O
caro leitor certamente sabe que títulos jornalísticos não começam com
artigo definido. Sabe também que no interior dos títulos o uso desse
tipo de artigo depende de algumas condições, o que muitas vezes gera
dúvidas (nos leitores e nos redatores), sobretudo quando se trata de
empregar ou não o acento indicador de crase (o acento grave).
Há
algumas semanas, um site publicou este título: "Após flagrar traição de
mulher, taxista morre em troca de tiros com rival". O clique no título
remetia à matéria sobre o caso, cujo título era um pouco diferente:
"Taxista flagra traição de mulher e morre em troca de tiros com rival".
Que
mulher foi flagrada pelo taxista? Sabemos todos que a palavra "mulher"
não tem apenas um significado. Sabemos também que é desnecessário
explicar a diferença em casos como "A mulher dele é corajosa" e "Aquela
mulher é corajosa".
Nos
títulos citados, parece claro que se quer informar que o taxista
flagrou a própria mulher, e não uma mulher não definida, o que, mesmo em
se tratando de título jornalístico, impõe o uso do artigo: "Após
flagrar traição da mulher, taxista morre em troca de tiros com rival";
"Taxista flagra traição da mulher e morre em troca de tiros com rival".
Então
por que não foi empregado o artigo?

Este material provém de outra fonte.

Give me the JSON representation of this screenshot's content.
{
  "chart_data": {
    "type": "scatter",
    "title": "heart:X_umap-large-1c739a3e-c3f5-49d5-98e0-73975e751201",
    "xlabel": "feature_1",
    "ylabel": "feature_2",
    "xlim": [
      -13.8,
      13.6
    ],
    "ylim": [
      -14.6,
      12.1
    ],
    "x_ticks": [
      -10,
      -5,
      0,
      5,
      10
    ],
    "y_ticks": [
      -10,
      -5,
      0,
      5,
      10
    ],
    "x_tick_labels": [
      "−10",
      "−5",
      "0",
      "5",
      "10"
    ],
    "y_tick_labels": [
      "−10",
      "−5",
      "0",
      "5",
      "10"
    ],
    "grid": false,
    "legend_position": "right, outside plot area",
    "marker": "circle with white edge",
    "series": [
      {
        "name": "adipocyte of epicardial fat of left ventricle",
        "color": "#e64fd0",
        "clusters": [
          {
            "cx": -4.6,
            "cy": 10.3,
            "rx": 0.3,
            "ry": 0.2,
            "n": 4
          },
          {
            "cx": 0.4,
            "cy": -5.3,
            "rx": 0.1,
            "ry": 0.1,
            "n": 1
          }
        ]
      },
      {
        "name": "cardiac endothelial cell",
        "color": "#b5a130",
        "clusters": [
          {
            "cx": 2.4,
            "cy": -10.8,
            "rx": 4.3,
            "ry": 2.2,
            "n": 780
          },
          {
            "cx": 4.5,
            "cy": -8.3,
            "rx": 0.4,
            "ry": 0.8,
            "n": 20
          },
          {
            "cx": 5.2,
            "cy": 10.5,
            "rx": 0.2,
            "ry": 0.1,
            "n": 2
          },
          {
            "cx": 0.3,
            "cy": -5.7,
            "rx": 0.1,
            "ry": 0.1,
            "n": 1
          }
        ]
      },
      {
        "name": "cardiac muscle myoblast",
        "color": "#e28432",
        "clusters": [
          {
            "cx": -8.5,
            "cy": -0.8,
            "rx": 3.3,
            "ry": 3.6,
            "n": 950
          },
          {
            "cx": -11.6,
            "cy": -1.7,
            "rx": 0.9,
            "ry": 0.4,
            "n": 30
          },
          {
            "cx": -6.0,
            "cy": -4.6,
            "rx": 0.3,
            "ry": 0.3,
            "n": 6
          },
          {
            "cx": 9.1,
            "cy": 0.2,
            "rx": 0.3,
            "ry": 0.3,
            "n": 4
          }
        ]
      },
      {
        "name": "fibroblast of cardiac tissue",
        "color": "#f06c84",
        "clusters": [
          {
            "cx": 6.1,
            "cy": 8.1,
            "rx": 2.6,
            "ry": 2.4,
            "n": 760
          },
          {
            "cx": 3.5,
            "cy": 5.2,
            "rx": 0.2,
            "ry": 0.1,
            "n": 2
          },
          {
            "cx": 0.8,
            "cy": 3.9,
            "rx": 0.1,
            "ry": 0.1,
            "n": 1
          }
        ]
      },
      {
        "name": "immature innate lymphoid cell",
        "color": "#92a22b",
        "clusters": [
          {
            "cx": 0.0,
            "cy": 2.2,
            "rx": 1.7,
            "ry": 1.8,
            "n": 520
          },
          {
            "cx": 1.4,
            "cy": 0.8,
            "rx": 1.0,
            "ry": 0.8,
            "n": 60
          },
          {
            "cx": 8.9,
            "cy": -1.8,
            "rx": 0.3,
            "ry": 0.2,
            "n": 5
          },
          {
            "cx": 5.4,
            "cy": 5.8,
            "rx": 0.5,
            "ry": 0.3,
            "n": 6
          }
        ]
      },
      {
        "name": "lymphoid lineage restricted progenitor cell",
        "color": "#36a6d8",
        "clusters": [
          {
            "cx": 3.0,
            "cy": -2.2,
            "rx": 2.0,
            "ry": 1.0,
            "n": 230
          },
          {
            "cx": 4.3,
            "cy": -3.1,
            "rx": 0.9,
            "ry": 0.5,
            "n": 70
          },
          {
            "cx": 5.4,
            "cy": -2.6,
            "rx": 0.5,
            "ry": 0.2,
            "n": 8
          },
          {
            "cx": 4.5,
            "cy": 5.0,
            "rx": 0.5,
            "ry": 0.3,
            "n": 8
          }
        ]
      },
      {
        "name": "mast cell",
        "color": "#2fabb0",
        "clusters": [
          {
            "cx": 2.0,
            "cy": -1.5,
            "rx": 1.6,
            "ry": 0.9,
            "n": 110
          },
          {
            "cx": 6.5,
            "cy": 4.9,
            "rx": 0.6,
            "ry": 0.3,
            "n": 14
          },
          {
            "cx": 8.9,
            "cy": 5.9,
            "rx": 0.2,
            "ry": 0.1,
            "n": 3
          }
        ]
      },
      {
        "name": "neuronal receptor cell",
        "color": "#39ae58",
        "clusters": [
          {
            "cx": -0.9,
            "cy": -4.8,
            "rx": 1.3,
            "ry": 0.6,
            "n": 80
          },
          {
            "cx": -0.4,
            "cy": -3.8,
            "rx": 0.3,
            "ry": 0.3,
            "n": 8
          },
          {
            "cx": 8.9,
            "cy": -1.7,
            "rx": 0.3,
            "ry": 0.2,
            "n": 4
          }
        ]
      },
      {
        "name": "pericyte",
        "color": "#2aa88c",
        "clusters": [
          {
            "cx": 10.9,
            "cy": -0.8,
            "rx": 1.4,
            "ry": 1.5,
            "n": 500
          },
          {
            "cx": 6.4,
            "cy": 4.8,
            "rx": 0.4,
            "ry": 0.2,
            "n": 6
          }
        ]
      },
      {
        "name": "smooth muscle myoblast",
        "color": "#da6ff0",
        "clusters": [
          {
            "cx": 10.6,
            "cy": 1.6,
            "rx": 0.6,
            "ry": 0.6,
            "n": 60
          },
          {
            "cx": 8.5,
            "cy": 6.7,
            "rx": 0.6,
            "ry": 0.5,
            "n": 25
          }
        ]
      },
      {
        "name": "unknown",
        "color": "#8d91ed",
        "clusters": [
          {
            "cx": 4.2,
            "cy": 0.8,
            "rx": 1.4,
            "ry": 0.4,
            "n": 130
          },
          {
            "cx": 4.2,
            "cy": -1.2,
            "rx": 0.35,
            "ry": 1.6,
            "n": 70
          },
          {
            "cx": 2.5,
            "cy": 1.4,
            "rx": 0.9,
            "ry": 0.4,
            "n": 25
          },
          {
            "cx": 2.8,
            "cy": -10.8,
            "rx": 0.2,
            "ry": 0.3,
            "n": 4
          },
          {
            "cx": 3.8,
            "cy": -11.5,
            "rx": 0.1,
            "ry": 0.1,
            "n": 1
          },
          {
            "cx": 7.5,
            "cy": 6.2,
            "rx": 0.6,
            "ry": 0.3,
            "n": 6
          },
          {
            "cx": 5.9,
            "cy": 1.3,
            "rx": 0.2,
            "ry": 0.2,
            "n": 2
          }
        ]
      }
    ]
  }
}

Certamente porque entrou em cena o
bendito piloto automático ("Se é título, nada de artigo"). É sempre
melhor refletir do que agir como papagaio. Reações e comportamentos
automáticos integram a lista de desgraças do planeta.
O
artigo pode mudar (e muito) o sentido de um título. Imagine estas
manchetes: "Fulano diz que não irá a festa do PX"; "Fulano diz que não
irá à festa do PX". Qual das duas formas você publicaria, caro leitor?
Bem,
digo logo que a resposta é "depende". E depende do quê? Do que já se
disse ou já se sabe da tal festa. Se for uma festa já conhecida, citada
aqui e ali, o título será "Fulano diz que não irá à festa do PX".
Se
for uma festa da qual pouco ou nada se sabe, que não foi citada etc., o
título será "...não irá a festa do PX". Fica fácil perceber isso com a
troca do verbo "ir" (usado com a preposição "a" no caso) por um que reja
outra preposição, como "estar", "participar" etc.: "...diz que não
estará em/na festa do PX"; "...diz que não participará de/da festa do
PX".
Com
a primeira construção de cada par ("em festa"/"de festa"), trata-se a
tal festa como algo não especificado, ainda não comentado ou citado,
pouco ou nada conhecido etc. Com as outras duas construções ("na festa",
"da festa"), ocorre exatamente o contrário.
Outro
caso interessante é o da alternância entre o artigo definido e o
indefinido. Na antológica letra de "Último Desejo", de Noel Rosa, há
este trecho: "Às pessoas que eu detesto diga sempre que eu não presto,
que meu lar é um/o botequim".
Com
qual das duas você fica, caro leitor? Depende. Com a opção por "meu lar
é o botequim", não há dúvida: o cidadão não sai do boteco.
Se
a opção for por "meu lar é um botequim", há duas hipóteses: a) meu lar é
qualquer botequim, ou seja, basta ser botequim para que eu lá esteja;
b) meu lar lembra um botequim, parece um botequim, tem a "organização"
de um botequim.
Na
década de 30, a lendária Aracy de Almeida (fiel intérprete de Noel)
gravou "um botequim", mas muita gente boa diz "o botequim". Se alguém
tiver o manuscrito de Noel, apresente-o, por favor. É isso.